Варя поспешила спрятать рубль и, покрасневшая до макушки, выскочила из кабины грузовика.
А с половины дня, когда Варя уже сидела в вагоне, день переменился, помрачнел. Солнце погасло. Казалось, что оно запуталось в клочковатых, чумазых облаках, напомнивших Варе мокрые сети, расстеленные рыбаками на чистом желтом песке деревенской курьи.
Вагон вздрагивал, постукивали колеса на стыках рельсов. Покачивало влево-вправо. Брызнули на стекла крупные дождинки. Остервенело ударили порывы ветра.

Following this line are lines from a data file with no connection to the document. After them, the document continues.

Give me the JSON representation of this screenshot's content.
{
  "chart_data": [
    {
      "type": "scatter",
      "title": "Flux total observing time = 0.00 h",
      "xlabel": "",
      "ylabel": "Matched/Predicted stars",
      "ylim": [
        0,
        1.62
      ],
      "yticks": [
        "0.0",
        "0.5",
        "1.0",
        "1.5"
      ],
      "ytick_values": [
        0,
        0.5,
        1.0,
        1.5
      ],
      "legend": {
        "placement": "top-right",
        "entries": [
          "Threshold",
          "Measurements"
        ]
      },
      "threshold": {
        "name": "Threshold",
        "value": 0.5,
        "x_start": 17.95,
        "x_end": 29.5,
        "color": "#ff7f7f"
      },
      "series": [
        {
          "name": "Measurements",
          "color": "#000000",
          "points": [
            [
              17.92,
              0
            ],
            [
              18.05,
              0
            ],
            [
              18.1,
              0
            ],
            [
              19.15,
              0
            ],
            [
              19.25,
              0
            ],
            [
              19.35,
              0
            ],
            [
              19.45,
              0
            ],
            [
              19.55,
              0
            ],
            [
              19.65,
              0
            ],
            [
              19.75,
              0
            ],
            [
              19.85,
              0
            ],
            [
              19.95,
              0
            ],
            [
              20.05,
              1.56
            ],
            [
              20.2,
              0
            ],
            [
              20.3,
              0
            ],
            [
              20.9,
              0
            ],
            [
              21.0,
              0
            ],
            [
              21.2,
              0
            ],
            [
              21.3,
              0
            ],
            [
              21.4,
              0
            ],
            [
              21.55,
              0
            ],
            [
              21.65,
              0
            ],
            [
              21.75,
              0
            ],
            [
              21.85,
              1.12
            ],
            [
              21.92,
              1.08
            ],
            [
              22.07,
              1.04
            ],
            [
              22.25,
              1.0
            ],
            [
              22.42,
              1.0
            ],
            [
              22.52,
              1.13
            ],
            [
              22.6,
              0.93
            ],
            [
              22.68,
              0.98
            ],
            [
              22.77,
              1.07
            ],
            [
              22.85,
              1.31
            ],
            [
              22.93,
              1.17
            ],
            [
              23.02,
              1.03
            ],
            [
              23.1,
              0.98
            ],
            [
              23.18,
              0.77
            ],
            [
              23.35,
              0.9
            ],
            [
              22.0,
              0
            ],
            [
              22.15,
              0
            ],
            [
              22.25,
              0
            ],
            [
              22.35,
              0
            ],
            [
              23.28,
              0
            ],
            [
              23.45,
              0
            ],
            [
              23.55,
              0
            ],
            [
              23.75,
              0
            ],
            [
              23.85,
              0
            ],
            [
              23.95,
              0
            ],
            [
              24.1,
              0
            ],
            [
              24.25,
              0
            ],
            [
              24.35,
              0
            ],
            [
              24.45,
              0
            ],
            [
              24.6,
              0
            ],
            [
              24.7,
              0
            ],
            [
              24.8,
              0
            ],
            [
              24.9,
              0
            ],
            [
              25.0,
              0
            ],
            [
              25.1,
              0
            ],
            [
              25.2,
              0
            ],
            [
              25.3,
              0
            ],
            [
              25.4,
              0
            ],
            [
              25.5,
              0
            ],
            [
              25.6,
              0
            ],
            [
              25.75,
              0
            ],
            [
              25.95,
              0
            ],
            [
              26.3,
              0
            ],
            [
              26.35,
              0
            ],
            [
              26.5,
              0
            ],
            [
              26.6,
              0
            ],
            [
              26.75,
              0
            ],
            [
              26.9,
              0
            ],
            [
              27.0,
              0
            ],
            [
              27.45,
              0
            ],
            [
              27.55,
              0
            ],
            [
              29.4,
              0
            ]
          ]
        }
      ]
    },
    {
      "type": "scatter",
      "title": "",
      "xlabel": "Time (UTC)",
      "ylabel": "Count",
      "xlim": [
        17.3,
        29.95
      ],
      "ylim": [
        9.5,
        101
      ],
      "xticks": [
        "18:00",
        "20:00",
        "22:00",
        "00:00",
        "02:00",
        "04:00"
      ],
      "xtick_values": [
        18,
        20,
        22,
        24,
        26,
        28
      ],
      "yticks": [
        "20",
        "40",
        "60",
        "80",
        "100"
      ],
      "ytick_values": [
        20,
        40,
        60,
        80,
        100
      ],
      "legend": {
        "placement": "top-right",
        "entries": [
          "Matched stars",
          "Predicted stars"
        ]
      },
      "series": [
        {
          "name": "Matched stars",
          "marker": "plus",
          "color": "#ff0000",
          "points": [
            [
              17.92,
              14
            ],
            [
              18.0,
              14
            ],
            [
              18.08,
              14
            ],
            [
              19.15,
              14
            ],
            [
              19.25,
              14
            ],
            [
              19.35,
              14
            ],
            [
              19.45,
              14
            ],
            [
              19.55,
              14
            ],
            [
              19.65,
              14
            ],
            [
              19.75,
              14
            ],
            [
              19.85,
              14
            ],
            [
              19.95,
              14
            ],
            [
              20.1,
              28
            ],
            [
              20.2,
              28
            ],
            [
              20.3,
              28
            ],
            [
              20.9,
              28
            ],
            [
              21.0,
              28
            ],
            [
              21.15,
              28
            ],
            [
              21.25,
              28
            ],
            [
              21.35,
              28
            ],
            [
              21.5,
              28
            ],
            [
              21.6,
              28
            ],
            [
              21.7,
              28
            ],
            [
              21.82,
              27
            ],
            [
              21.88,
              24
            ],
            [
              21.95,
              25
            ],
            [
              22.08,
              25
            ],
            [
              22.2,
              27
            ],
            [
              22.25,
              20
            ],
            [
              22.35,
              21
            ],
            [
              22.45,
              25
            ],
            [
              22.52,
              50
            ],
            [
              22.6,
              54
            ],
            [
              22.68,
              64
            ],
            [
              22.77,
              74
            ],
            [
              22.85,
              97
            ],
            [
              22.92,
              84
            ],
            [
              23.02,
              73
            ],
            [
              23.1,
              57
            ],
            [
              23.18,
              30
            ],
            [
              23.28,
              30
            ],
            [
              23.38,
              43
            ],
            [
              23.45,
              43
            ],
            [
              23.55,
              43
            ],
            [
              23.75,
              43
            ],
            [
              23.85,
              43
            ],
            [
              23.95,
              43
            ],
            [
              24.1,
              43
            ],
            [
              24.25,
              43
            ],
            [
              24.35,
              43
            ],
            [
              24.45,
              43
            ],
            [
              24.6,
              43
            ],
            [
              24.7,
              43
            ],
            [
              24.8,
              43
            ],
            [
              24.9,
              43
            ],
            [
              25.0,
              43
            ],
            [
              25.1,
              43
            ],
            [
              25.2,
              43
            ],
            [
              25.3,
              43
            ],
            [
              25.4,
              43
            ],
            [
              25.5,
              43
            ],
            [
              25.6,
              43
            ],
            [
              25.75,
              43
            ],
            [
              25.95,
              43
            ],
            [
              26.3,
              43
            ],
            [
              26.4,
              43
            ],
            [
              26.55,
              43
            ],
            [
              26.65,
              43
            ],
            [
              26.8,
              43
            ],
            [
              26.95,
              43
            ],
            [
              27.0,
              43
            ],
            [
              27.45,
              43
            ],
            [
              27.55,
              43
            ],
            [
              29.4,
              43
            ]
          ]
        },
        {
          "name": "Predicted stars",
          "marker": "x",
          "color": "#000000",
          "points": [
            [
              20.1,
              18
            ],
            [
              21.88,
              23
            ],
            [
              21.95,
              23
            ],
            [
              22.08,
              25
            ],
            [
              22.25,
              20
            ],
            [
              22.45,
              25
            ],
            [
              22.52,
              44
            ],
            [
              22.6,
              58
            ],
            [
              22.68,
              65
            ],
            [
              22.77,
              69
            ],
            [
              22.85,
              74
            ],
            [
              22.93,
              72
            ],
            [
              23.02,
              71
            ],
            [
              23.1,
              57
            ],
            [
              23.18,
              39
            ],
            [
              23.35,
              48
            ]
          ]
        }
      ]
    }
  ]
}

Почему-то эти редкие капельки на сиреватом стекле и этот заунывный свист ветра навеяла на Варю тоску. Захотелось немедля, вот сейчас же на первой остановке выскочить из вагона и, не оглядываясь, бежать и бежать этими широкими полями к родному дому, в котором осталась бабушка Олимпиада Захаровна.
2
Надя и Валерий встретили Варю истинно по-родственному. Они бесцеремонно, как трехлетнюю, крутили Варю, поворачивали к себе то грудью, то спиной, гладили по голове с короткой мальчишеской стрижкой, рассматривали, удивлялись:
— Варька, да ты же совсем взрослой стала. Батюшки, какая девица оформилась! Ты посмотри, Валерка, посмотри! — чуть не всхлипывала от восторга Надя. Из-под очков поблескивали ее большие близорукие глаза со слезинками умиления.
— Варь, правда! Ты не Варька, ты тростинка, — говорил Валерий, хлопая девушку по гладкой сухощавой спине и слегка прижимая к себе.
— Точно Валерка сказал: тростинка! Надо же! А я все полнею и полнею, и за что на меня такая напасть! — Надя оставила сестру в покое, быстро прошлась по комнате, поглядывая на свое отражение в трюмо, неодобрительно при этом покачивая головой с модной завивкой.